La France, sponsor des terroristes ? Le Qatar et le plan des Frères musulmans (4/10)
Dans l’entreprise de remodelage du Grand Moyen-Orient, le Qatar joue un rôle de premier plan. Profitant du vide laissé par le déclin des nationalistes, le Qatar ambitionne de se positionner à l’avant-garde du monde arabe en s’appuyant notamment sur les Frères musulmans. Avec ses croyances dans un libéralisme économique débridé, le mouvement apparaît comme un partenaire utile tant pour l’impérialisme occidental que pour son parrain qatari. Comment l’émirat utilise-t-il la confrérie ? Quel rôle joue sa chaîne télévisée Al-Jazeera ? Comment définir les relations entre la France et le Qatar ? Pourquoi l’émirat a-t-il rejoint l’Organisation Internationale de la Francophonie ?
Alain Chouet révèle que l’Arabie Saoudite et le Qatar arment et financent les mouvements salafistes jihadistes (dont Al-Qaïda[1]) pour faire triompher l’idéologie wahhabite, et pour appuyer le projet d’installation de l’islam politique dans le monde arabo-musulman. C’est l’objet du projet politique qatari[2] qui exporte tous azimuts le modèle idéologique des Frères Musulmans, à grand renfort de gazodollars. Un modèle qui s’accommode très bien de la version la plus débridée du capitalisme néolibéral prôné par Washington.
Les pétro/gazo-monarchies wahhabites sont aidées dans ce projet par les néo-conservateurs états-uniens, qui voient d’un bon œil le remodelage du Moyen-Orient sur des bases confessionnelles. Pour ce faire, pas besoin de chercher très loin. Autant utiliser la stratégie la plus efficace de l’histoire des conflits et des conquêtes de territoires, une stratégie qui date au moins de l’Empire romain : divide ut regnes, ou divide et impera (« diviser pour régner »). Pas d’états d’âme pour les puissants et les va-t-en guerre, seulement des intérêts, des rêves de conquêtes et de domination.
L’enjeu géopolitique central est le même depuis le XIXè siècle : contrôler l’Eurasie, carrefour géostratégique entre trois continents où réside une grande part des richesses mondiales. Selon l’influent stratège états-unien Zbigniew Brzezinski (conseiller à la sécurité nationale de Jimmy Carter), le pays ou le groupe de pays qui parviendrait à contrôler l’Eurasie, contrôlerait le monde.
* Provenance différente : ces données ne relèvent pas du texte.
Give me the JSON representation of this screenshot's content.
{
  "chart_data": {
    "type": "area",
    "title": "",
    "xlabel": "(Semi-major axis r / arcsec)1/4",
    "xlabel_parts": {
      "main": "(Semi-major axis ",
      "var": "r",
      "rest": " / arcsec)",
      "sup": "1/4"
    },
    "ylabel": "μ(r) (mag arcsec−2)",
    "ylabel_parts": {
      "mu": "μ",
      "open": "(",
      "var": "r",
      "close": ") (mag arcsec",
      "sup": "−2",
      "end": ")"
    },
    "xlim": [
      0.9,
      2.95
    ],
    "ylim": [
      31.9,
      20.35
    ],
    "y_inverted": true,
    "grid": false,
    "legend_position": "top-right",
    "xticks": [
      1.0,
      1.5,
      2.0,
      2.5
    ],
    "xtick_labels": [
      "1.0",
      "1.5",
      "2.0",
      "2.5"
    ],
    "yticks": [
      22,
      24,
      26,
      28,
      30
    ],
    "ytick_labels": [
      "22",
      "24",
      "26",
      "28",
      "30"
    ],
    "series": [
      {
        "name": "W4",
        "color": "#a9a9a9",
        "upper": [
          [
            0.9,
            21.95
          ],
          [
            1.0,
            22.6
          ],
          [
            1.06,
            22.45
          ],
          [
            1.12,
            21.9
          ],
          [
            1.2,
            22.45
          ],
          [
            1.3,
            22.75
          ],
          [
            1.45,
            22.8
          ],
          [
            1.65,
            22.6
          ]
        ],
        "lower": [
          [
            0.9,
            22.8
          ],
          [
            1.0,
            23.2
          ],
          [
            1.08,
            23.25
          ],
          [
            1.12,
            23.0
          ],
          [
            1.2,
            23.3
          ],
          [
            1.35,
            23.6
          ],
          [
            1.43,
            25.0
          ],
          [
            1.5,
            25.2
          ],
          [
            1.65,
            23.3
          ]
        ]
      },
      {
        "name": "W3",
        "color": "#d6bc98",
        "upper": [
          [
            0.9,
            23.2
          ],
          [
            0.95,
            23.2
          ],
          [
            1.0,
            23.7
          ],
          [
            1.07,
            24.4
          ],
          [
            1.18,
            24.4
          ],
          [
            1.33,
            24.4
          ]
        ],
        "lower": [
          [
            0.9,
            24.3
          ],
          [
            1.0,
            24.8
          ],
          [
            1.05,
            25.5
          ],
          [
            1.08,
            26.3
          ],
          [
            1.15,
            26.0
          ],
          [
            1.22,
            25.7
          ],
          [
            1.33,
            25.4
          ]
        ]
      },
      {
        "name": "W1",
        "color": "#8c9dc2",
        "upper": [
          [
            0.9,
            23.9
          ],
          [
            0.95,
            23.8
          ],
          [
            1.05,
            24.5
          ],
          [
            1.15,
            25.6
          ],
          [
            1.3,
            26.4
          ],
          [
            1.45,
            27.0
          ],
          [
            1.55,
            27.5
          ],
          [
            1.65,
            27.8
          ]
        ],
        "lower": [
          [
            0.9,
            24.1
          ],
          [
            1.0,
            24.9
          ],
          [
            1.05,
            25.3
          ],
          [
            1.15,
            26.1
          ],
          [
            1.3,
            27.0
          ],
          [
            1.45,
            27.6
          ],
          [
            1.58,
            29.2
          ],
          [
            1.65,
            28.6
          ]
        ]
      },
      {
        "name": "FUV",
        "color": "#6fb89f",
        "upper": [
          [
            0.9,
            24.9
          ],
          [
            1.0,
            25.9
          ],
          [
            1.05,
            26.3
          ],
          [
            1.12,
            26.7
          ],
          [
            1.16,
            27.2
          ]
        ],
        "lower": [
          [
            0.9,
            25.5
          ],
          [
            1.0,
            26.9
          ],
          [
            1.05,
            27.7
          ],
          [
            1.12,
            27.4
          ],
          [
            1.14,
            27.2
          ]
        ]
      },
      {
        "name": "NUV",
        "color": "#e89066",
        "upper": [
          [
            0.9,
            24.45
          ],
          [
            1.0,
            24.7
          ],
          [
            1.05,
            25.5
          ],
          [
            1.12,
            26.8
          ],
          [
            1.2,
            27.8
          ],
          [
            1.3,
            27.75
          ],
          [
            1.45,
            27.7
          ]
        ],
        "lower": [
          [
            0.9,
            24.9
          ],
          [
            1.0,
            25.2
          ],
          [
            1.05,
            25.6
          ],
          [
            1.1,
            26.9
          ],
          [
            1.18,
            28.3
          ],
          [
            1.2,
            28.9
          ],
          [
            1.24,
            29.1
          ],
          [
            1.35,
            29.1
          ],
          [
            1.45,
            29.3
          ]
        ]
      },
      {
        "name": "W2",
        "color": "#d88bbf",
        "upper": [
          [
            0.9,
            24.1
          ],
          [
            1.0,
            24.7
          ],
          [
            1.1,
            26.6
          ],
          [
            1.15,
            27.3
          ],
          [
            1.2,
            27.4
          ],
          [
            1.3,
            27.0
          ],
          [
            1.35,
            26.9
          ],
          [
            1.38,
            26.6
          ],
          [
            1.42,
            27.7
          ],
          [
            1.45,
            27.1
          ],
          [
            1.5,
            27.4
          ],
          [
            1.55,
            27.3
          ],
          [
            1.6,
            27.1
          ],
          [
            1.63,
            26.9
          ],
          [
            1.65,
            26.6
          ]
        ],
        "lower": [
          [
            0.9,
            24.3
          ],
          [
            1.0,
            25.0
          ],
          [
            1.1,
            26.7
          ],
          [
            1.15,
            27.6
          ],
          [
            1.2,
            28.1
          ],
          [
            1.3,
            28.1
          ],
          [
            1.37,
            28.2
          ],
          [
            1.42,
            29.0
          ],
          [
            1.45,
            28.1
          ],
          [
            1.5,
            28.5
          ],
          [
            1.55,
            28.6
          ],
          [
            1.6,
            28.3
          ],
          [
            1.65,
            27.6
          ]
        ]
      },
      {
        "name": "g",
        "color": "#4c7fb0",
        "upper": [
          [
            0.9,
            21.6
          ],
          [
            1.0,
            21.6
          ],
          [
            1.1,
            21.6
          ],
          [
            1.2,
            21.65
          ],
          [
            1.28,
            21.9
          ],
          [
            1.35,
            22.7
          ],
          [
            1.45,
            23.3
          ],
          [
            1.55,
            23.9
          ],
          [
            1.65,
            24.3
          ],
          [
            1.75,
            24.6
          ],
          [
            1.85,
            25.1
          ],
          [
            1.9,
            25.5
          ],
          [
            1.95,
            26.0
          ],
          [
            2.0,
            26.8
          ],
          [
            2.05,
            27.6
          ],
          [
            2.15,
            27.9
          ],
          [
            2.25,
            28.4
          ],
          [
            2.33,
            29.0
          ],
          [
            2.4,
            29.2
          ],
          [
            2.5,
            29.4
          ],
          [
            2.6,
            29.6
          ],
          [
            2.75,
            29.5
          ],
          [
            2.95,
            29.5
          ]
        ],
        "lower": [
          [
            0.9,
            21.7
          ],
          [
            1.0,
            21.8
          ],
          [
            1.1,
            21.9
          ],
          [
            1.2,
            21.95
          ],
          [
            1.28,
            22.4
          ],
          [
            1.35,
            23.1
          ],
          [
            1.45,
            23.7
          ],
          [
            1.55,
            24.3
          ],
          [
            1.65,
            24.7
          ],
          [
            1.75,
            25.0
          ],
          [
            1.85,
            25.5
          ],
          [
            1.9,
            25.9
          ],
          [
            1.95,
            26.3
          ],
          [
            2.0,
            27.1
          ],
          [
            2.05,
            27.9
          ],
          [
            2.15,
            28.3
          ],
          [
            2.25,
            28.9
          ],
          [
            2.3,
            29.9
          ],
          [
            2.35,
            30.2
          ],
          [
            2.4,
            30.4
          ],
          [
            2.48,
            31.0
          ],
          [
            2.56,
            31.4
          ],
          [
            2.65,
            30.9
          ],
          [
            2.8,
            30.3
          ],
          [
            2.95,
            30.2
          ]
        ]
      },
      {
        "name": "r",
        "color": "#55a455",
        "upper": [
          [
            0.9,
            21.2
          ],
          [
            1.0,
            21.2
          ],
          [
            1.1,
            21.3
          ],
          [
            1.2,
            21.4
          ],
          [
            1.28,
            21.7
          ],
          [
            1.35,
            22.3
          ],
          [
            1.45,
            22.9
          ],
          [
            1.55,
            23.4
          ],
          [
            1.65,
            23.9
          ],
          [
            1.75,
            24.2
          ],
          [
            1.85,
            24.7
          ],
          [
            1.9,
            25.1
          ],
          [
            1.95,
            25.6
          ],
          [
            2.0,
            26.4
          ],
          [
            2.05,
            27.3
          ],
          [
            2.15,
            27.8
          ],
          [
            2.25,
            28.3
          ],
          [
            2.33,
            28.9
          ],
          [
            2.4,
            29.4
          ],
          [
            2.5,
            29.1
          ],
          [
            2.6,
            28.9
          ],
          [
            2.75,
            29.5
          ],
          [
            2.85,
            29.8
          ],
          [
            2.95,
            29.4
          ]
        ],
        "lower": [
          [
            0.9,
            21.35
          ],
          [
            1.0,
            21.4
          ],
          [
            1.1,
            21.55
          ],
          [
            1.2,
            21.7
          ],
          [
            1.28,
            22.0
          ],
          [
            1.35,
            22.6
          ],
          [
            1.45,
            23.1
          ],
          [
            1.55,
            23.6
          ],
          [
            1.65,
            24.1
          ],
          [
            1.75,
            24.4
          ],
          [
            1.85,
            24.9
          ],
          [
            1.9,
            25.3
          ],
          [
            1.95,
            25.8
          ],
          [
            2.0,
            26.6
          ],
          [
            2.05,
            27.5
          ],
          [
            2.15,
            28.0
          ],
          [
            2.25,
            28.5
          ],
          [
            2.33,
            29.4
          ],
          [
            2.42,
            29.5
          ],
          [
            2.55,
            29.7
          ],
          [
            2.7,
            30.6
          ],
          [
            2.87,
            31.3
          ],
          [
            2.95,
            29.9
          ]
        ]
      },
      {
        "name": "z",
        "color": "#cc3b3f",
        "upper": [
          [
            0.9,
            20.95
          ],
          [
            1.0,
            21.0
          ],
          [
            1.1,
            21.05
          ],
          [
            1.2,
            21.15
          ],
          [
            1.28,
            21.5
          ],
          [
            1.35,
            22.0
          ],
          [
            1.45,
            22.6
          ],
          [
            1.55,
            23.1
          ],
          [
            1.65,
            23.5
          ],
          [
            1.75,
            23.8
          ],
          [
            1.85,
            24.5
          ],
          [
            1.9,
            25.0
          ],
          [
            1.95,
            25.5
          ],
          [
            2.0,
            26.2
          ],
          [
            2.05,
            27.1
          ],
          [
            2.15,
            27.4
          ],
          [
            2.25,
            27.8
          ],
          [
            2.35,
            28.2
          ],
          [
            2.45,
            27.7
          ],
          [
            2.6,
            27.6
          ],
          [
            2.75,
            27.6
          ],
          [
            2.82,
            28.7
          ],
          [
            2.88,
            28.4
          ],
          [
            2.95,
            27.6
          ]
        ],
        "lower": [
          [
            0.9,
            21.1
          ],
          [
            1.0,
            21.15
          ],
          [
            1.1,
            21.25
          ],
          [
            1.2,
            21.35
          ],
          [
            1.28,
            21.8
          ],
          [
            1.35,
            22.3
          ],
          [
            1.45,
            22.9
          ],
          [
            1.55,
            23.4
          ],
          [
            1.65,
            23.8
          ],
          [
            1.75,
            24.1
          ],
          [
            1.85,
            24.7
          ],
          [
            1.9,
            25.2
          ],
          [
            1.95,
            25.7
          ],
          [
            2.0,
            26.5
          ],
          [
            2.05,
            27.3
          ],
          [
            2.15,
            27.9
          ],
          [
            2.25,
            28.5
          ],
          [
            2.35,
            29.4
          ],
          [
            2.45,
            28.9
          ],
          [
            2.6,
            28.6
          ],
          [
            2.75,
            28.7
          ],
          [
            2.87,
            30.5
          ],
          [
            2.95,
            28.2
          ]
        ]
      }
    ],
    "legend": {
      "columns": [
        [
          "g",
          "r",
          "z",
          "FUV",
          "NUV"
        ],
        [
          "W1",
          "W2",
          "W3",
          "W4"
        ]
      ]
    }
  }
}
C’est la thèse qu’il expose dans son livre Le Grand échiquier, L’Amérique et le reste du monde, paru en 1997. Il y a près de vingt ans, il exposait déjà une doctrine claire, adoptée depuis par les administrations états-uniennes toutes tendances confondues : « l’Amérique est désormais la seule superpuissance mondiale, et l’Eurasie la scène centrale de la planète. De ce fait, la redistribution des pouvoirs sur le continent eurasien revêtira une importance capitale pour la suprématie américaine dans le monde et l’histoire future des États-Unis. […] L’Amérique joue désormais le rôle d’arbitre en Eurasie, et aucun problème d’importance ne saurait trouver de solution sans sa participation ou d’issue contraire à ses intérêts. La longévité et la stabilité de la suprématie américaine sur le monde dépendront entièrement de la façon dont ils manipuleront ou sauront satisfaire les principaux acteurs géostratégiques présents sur l’échiquier eurasien et dont ils parviendront à gérer les pivots géopolitiques clés de cette région[3] ». Brzezinski ne s’en cache aucunement, l’objectif de la politique extérieure des États-Unis consiste bel et bien à instaurer un « nouvel ordre international sous tutelle américaine[4] ».
Quelques années après la publication du Grand échiquier, les attentats contre le World Trade Center et le Pentagone offrirent à l’administration états-unienne le prétexte tant attendu pour imposer le USA Patriot Act et une surveillance massive des citoyens états-uniens. Les attentats du 11 septembre 2001 furent un casus belli opportun, qui permirent aux États-Unis d’intervenir en Afghanistan (2001) et en Irak (2003), puis d’entamer une guerre internationale contre le terrorisme. Un rêve pour le complexe militaro-industriel mondial, qui se frotte les mains et se remplit les poches avec cette manne céleste accordée à perpétuité.